La nécessité de la présence se vérifie par l'absence |
Paris.
Il était de l’autre côté du monde, autrefois
en Europe, cette icône d’alcôve lui faisait un gringue d’enfer et quand elle
avait pris l’initiative de l’embrasser, c’était comme à quinze ans, les jambes
en gilet de flanelle. Qu’est-ce qui les avait poussé ensuite à faire l’amour
dans une remise d’hôpital, sortant du chevet d’un dissident des Pays Baltes
agonisant — sans doute la proximité de la mort, intolérable à l’un et à l’autre,
qui s’étaient entrevus quelquefois auparavant, dans l’entourage du grand homme.
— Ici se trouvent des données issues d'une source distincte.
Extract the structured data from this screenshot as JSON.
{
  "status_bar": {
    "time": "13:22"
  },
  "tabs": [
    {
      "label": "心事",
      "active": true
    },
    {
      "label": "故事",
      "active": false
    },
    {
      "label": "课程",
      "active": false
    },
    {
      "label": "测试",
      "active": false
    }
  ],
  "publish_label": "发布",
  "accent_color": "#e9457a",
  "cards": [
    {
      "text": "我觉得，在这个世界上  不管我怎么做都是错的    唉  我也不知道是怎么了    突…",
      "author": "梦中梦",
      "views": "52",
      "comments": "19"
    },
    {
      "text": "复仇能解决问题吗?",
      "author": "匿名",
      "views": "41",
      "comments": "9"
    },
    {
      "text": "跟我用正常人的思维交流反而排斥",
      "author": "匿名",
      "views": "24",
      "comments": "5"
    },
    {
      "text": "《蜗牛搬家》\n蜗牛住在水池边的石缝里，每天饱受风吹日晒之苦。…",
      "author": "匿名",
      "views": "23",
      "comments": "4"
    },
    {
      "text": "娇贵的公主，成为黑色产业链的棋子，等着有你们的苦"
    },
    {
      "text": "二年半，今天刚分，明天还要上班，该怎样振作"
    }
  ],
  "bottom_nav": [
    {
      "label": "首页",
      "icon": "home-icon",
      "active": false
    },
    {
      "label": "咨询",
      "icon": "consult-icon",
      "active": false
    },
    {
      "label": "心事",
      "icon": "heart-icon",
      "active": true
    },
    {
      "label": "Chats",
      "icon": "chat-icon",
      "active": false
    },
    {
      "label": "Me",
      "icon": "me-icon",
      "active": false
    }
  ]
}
Elle avait cette peau parfaite, l’âme de la soie incarnée dans une chair sans
défaut, et il n’y avait absolument aucune raison qu’elle l’eût choisi lui,
combattant quasi anonyme de la cause, ni le plus riche, ni le plus gradé, ni le
plus beau. Sans pouvoir détacher ses yeux d’elle, dans cette chambre de mort où
un homme encore jeune — mais soudain vieillard — récitait des vers de
Khlebnikov comme un testament d’anticommunisme — pas un instant il ne s’était
cru digne de cette splendeur de blonde un peu maigre, nouée, la fille de
l’agonisant. Il la contemplait à la dérobée, d’autres hommes peuplaient la
pièce, des Baltes, des Russes, des Français. Des hommes de rang dans la
hiérarchie de la cause. Il n’était venu que pour rendre hommage au vieux
révolté, rétréci comme une peau de chagrin sur un lit de misère. Il connaissait
peu le héros vivant ses dernières heures. Il avait toutefois traduit
l’essentiel de ses principaux articles et fait un jour le coup de poing aux
côtés du rebelle des pays Baltes, dans une embrouille de rue avec une section
du syndicat métallo dont ils avaient bien failli sortir en miettes —
n’échappant que d’extrême justesse à un lynchage en règle grâce à la tactique
du lièvre. Dans la chambre de mort, la jeune femme avait capté son regard éperdu,
sans en concevoir de rancune, semblait-il, dans un élan de reconnaissance pour
un signe d’émotion trouble-fête funèbre.
Honteux malgré tout, il avait alors détourné les yeux et pris le chemin de la
sortie. Mais le moribond l’avait retenu :
—Consiglieri, venez me dire adieu.
(…)
(…)
TM, extrait d'un roman inachevé, 2013.